The Canadian Civil Liberties Association issued a letter to Minister of Justice Jeannie Ehaloak questioning whether the territory's travel restrictions were in compliance with Section 6 of the Canadian Charter of Rights and Freedoms. On June 11, after the Northwest Territories partly loosened its travel restrictions (which previously contained a similar quarantine hub requirement and restriction to residents, in favour of allowing unrestricted travel — subject to self-isolation on arrival) as a result of similar concerns, Patterson stated that based on the opinion of lawyers, the decision to suspend freedom of movement was allowable under the Charter due to the emergency declaration. He argued that the measure was needed due to the stronger impact that an outbreak could have in Nunavut than in other parts of the country. In regards to the decision's impact on the proposed "travel bubble," Patterson stated that they were "still interested in it but we want to understand how this will impact potential risks before we make a firm decision one way or another."

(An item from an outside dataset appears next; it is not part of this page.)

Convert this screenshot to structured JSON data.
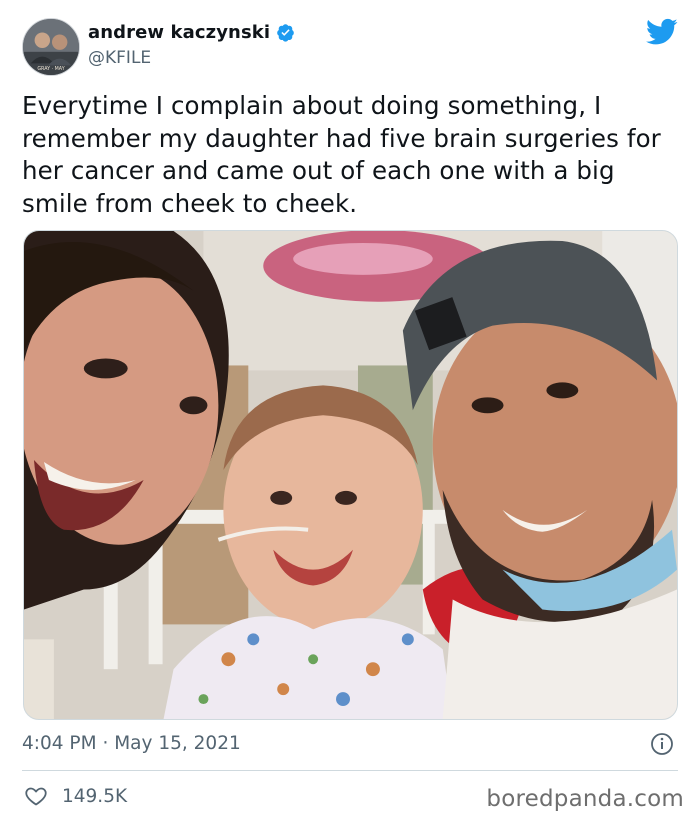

On June 15, it was announced that travellers from the Northwest Territories would be allowed to enter Nunavut, provided they had been in the region for at least 14 days before entering and had received approval from Nunavut health officials. On June 22, medical travel to Churchill, Manitoba was exempted from Nunavut's quarantine requirements, citing a low risk because there had been no cases in the town. On July 13, it was announced that restrictions on travel to Churchill would be lifted, but subject to approval by health officials. On November 16, the Northwest Territories suspended its open borders with Nunavut due to the latter territory's first ongoing outbreak.

=== By hamlets ===
On April 30, Chesterfield Inlet passed a motion prohibiting any outside visitors from entering the hamlet. It also required returning residents to self-isolate for 14 days.

In May 2020, to reinforce social distancing laws by discouraging gatherings, a number of hamlets began to institute temporary restrictions on any consumption, possession, or distribution of alcohol.

== Impact ==
The pandemic is projected to have a major impact on the territory's $300 million tourism industry. The cruise line industry could potentially be severely affected. Previous years saw 55 ships with over 10,000 visitors.